Havia um mercador, que morava perto do
palácio real, e tinha três filhas. Maria era a mais moça e a mais formosa. O
mercador era viúvo, e o rei mandou-o fazer uma viagem. Logo que o rei o mandou
chamar foi, e voltou muito triste para casa, por deixar as filhas sós; mas
deu-lhes três vasos de manjericão, e disse:
— Minhas queridas filhas! eu parto por ordem
do rei, e deixo um vaso a cada uma; os vasos hão de me dizer o que for
sucedido.
— Nada há de suceder! disseram as filhas.
Partiu o pai, e o rei no dia seguinte foi com
dois amigos visitar as meninas de sentimento pela partida do pai; estavam as
três irmãs ceando, quando sentiram bater à porta. A mais velha não se
importando com os reparos de Maria abriu a porta ao rei. Maria ficou também
zangada por a irmã do meio os mandar sentar à mesa, e disse:
— Vamos buscar uma gota de vinho à adega; eu
levo a chave, minha mana mais velha a luz, e a do meio o canjirão.
Disse o rei:
— Não vão, que nós não queremos vinho.
As duas irmãs mais velhas também lhe
responderam:
— Nós não podemos ir.
Maria lhes tornou:
— Não querem ir, pois irei eu.
E foi-se. Chegou ao saguão, apagou a luz, e
pôs a chave e o canjirão na escada, e foi ter a casa de uma vizinha e bateu à
porta. Ela veio e perguntou:
— Quem está aí a estas horas?
— Deixe-me entrar, que eu briguei com minha
irmã mais velha, e para ela não brigar mais comigo, vim para cá dormir.
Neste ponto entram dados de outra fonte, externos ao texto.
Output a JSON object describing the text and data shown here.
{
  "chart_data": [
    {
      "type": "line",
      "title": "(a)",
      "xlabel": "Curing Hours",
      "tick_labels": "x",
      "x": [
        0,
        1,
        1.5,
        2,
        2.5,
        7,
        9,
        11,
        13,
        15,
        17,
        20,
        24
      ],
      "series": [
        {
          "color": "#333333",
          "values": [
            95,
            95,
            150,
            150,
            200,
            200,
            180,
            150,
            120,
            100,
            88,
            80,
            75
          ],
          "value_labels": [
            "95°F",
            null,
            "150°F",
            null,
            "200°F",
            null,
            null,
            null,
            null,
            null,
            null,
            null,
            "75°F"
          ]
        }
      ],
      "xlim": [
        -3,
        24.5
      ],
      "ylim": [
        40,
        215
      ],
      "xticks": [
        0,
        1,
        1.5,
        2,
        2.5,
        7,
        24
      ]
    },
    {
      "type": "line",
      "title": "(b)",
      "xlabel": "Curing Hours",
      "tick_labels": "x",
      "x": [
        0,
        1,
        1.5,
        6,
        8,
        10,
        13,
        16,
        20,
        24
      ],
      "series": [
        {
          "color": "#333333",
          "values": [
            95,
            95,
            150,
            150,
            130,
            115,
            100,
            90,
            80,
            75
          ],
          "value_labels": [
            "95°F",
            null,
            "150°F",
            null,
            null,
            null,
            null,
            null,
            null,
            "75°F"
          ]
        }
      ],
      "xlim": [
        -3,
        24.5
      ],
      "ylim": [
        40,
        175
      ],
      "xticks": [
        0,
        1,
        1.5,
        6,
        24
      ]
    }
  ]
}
E lá dormiu aquela noite. Ficou o rei muito
zangado da falsidade de Maria. Foi ela para casa no outro dia, e viu os vasos
das irmãs murchos e ficou muito contente de ter o seu viçoso. Como o quarto da
irmã mais velha dava para as quintas do rei, as duas irmãs desejaram de lá umas
nêsperas. Maria desceu por uma corda; apanhou-as e tornou a subir para casa. A
mais velha desejou limas; Maria foi e encontrou-se com o vinhateiro, que lhe
disse:
— Que faz você por aqui, senhora marota?
E ela foi a ele e puxou-lhe pelas pernas,
dizendo:
— Ainda me estás repreendendo! Espera aí.
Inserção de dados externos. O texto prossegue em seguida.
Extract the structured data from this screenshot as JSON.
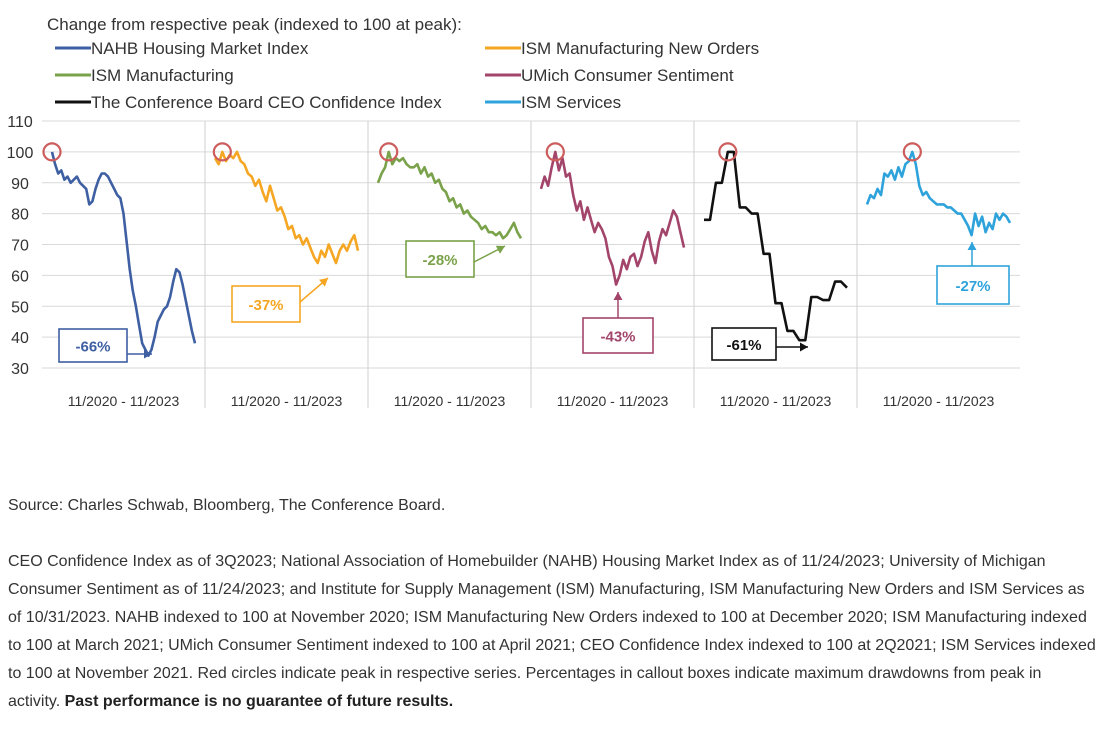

E ele morreu afogado num espinho de limeira.
Maria atrepou pela corda, e chegou a casa muito aborrecida e disse:
— Olhem as meninas que esta é a última vez.
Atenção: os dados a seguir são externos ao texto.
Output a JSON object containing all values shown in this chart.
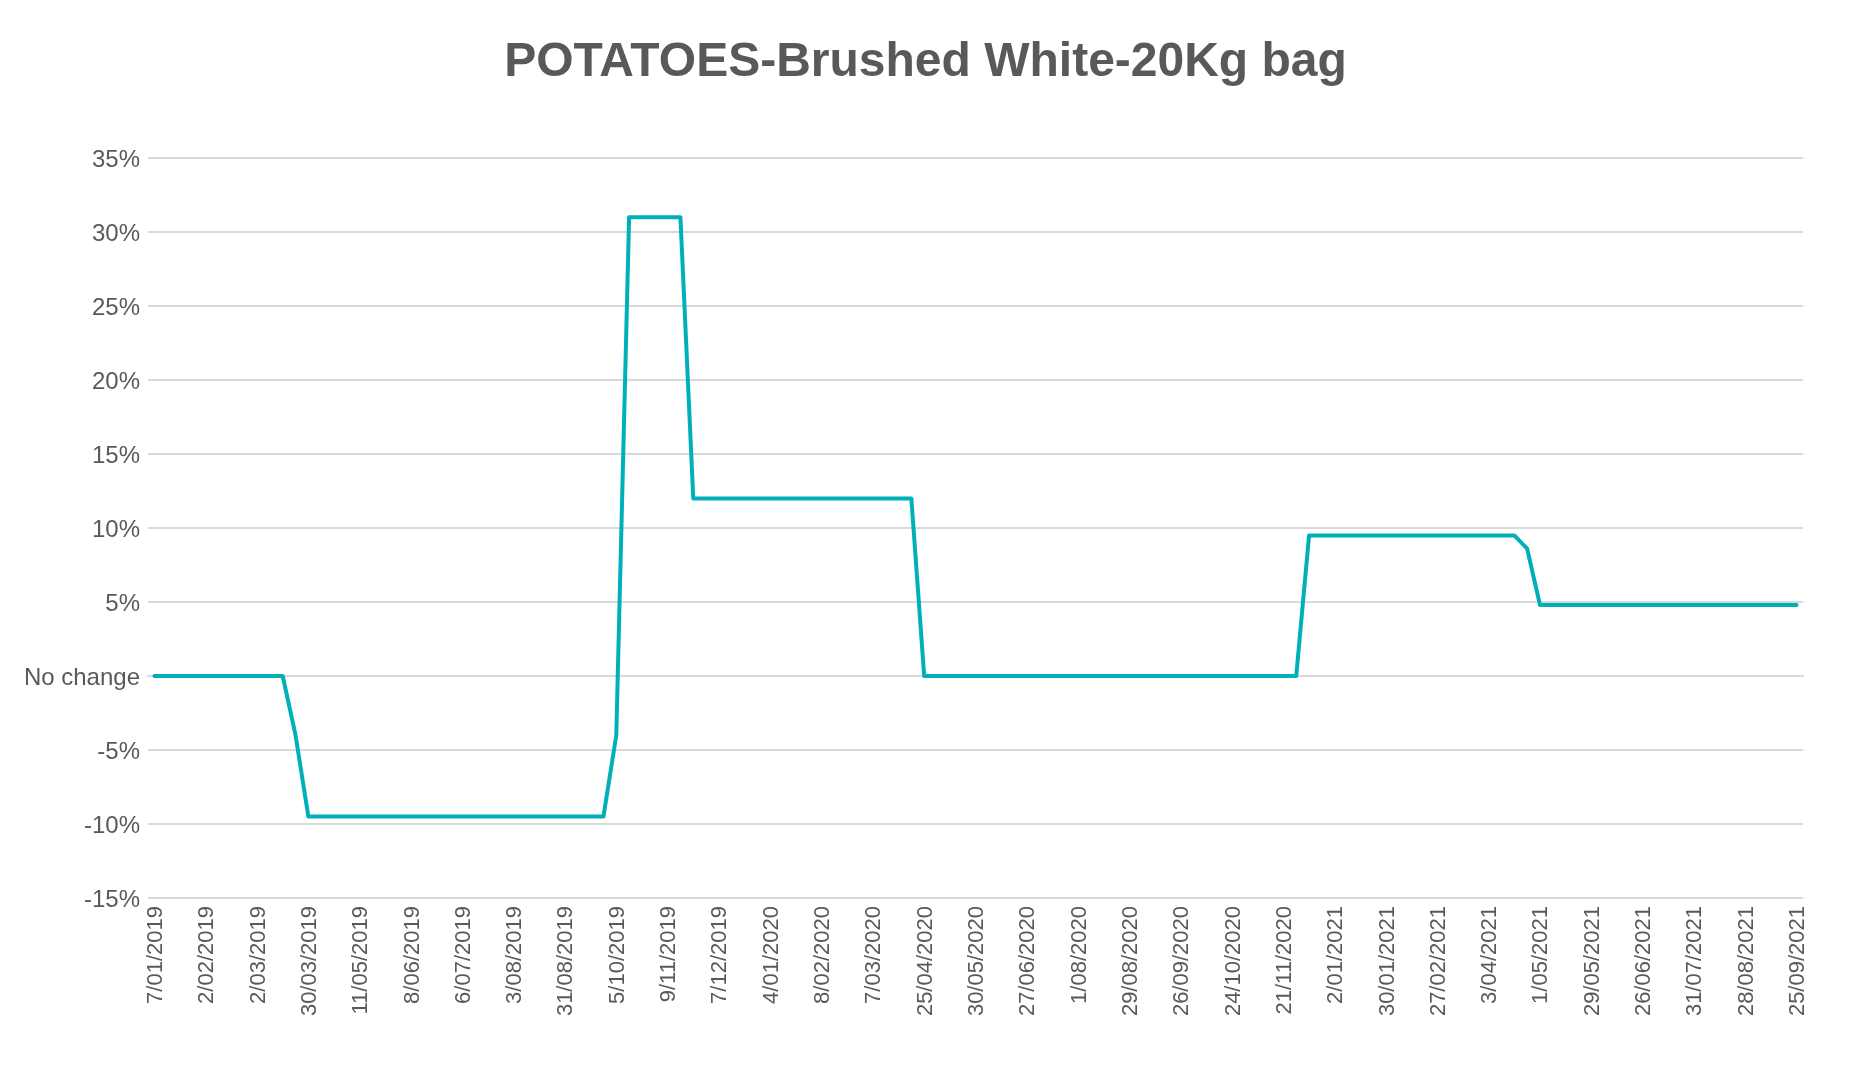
{
  "chart_data": {
    "type": "line",
    "title": "POTATOES-Brushed White-20Kg bag",
    "categories": [
      "7/01/2019",
      null,
      null,
      null,
      "2/02/2019",
      null,
      null,
      null,
      "2/03/2019",
      null,
      null,
      null,
      "30/03/2019",
      null,
      null,
      null,
      "11/05/2019",
      null,
      null,
      null,
      "8/06/2019",
      null,
      null,
      null,
      "6/07/2019",
      null,
      null,
      null,
      "3/08/2019",
      null,
      null,
      null,
      "31/08/2019",
      null,
      null,
      null,
      "5/10/2019",
      null,
      null,
      null,
      "9/11/2019",
      null,
      null,
      null,
      "7/12/2019",
      null,
      null,
      null,
      "4/01/2020",
      null,
      null,
      null,
      "8/02/2020",
      null,
      null,
      null,
      "7/03/2020",
      null,
      null,
      null,
      "25/04/2020",
      null,
      null,
      null,
      "30/05/2020",
      null,
      null,
      null,
      "27/06/2020",
      null,
      null,
      null,
      "1/08/2020",
      null,
      null,
      null,
      "29/08/2020",
      null,
      null,
      null,
      "26/09/2020",
      null,
      null,
      null,
      "24/10/2020",
      null,
      null,
      null,
      "21/11/2020",
      null,
      null,
      null,
      "2/01/2021",
      null,
      null,
      null,
      "30/01/2021",
      null,
      null,
      null,
      "27/02/2021",
      null,
      null,
      null,
      "3/04/2021",
      null,
      null,
      null,
      "1/05/2021",
      null,
      null,
      null,
      "29/05/2021",
      null,
      null,
      null,
      "26/06/2021",
      null,
      null,
      null,
      "31/07/2021",
      null,
      null,
      null,
      "28/08/2021",
      null,
      null,
      null,
      "25/09/2021"
    ],
    "series": [
      {
        "color": "#00b0b9",
        "values": [
          0,
          0,
          0,
          0,
          0,
          0,
          0,
          0,
          0,
          0,
          0,
          -4,
          -9.5,
          -9.5,
          -9.5,
          -9.5,
          -9.5,
          -9.5,
          -9.5,
          -9.5,
          -9.5,
          -9.5,
          -9.5,
          -9.5,
          -9.5,
          -9.5,
          -9.5,
          -9.5,
          -9.5,
          -9.5,
          -9.5,
          -9.5,
          -9.5,
          -9.5,
          -9.5,
          -9.5,
          -4,
          31,
          31,
          31,
          31,
          31,
          12,
          12,
          12,
          12,
          12,
          12,
          12,
          12,
          12,
          12,
          12,
          12,
          12,
          12,
          12,
          12,
          12,
          12,
          0,
          0,
          0,
          0,
          0,
          0,
          0,
          0,
          0,
          0,
          0,
          0,
          0,
          0,
          0,
          0,
          0,
          0,
          0,
          0,
          0,
          0,
          0,
          0,
          0,
          0,
          0,
          0,
          0,
          0,
          9.5,
          9.5,
          9.5,
          9.5,
          9.5,
          9.5,
          9.5,
          9.5,
          9.5,
          9.5,
          9.5,
          9.5,
          9.5,
          9.5,
          9.5,
          9.5,
          9.5,
          8.6,
          4.8,
          4.8,
          4.8,
          4.8,
          4.8,
          4.8,
          4.8,
          4.8,
          4.8,
          4.8,
          4.8,
          4.8,
          4.8,
          4.8,
          4.8,
          4.8,
          4.8,
          4.8,
          4.8,
          4.8,
          4.8
        ]
      }
    ],
    "ylim": [
      -15,
      35
    ],
    "yticks": [
      {
        "value": -15,
        "label": "-15%"
      },
      {
        "value": -10,
        "label": "-10%"
      },
      {
        "value": -5,
        "label": "-5%"
      },
      {
        "value": 0,
        "label": "No change"
      },
      {
        "value": 5,
        "label": "5%"
      },
      {
        "value": 10,
        "label": "10%"
      },
      {
        "value": 15,
        "label": "15%"
      },
      {
        "value": 20,
        "label": "20%"
      },
      {
        "value": 25,
        "label": "25%"
      },
      {
        "value": 30,
        "label": "30%"
      },
      {
        "value": 35,
        "label": "35%"
      }
    ],
    "grid": "y",
    "marker": "none",
    "line_style": "solid"
  }
}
No dia seguinte a irmã do meio desejou
bananas, e tanto pediu, que Maria foi lá, onde se encontrou com o rei, que lhe
disse:
— Sempre cá vieste, Sutil? tu agora o
pagarás.
E começou a perguntar-lhe tudo; Maria nada
negou, até que o rei lhe disse:
— Vem atrás de mim, que em casa tu as
pagarás.
E cuidando que Maria vinha, foi andando;
olhando de repente não viu nada, nem Maria, nem corda, nem por onde ela tinha
saído. O rei ficou tão zangado, que adoeceu de paixão. As duas irmãs mais
velhas casaram com dois amigos do rei e tiveram dois meninos. Maria pegou neles
e meteu-os num açafate muito rico e enfeitou-o de flores muito finas de maneira
que ninguém dizia levar duas crianças. Maria vestiu-se de rapaz e pôs o açafate
à cabeça, e quando passou por casa do rei, apregoou assim:
Quem leva estas flores
Ao rei, que tem mal de amores?
O rei que estava de cama mandou comprar o
açafate; ela levou o cestinho, e quando chegou lá disse:
— Ai, que me esqueceu o outro!
E foi-se, deixando o cesto ao rei; ele ouviu
guinchos dentro do cestinho, vai ver, acha-se com duas crianças. Ficou muito
raivoso, e prometeu vingar-se. Chegou o mercador, pai das meninas, e o rei
mandou-lhe dizer por um pajem, que lhe fizesse uma casaca de pedra. O mercador
chegou a casa muito triste, porque não podia fazer uma casaca de pedra, e
porque as duas filhas mais velhas estavam casadas e porque dois vasos estavam
murchos. Quando elas lhe perguntavam o que tinha, Maria saiu de trás das irmãs
e disse:
— Se o rei lhe manda fazer uma casaca de
pedra não se apoquente, meu pai; leve lá este giz para ele fazer as linhas.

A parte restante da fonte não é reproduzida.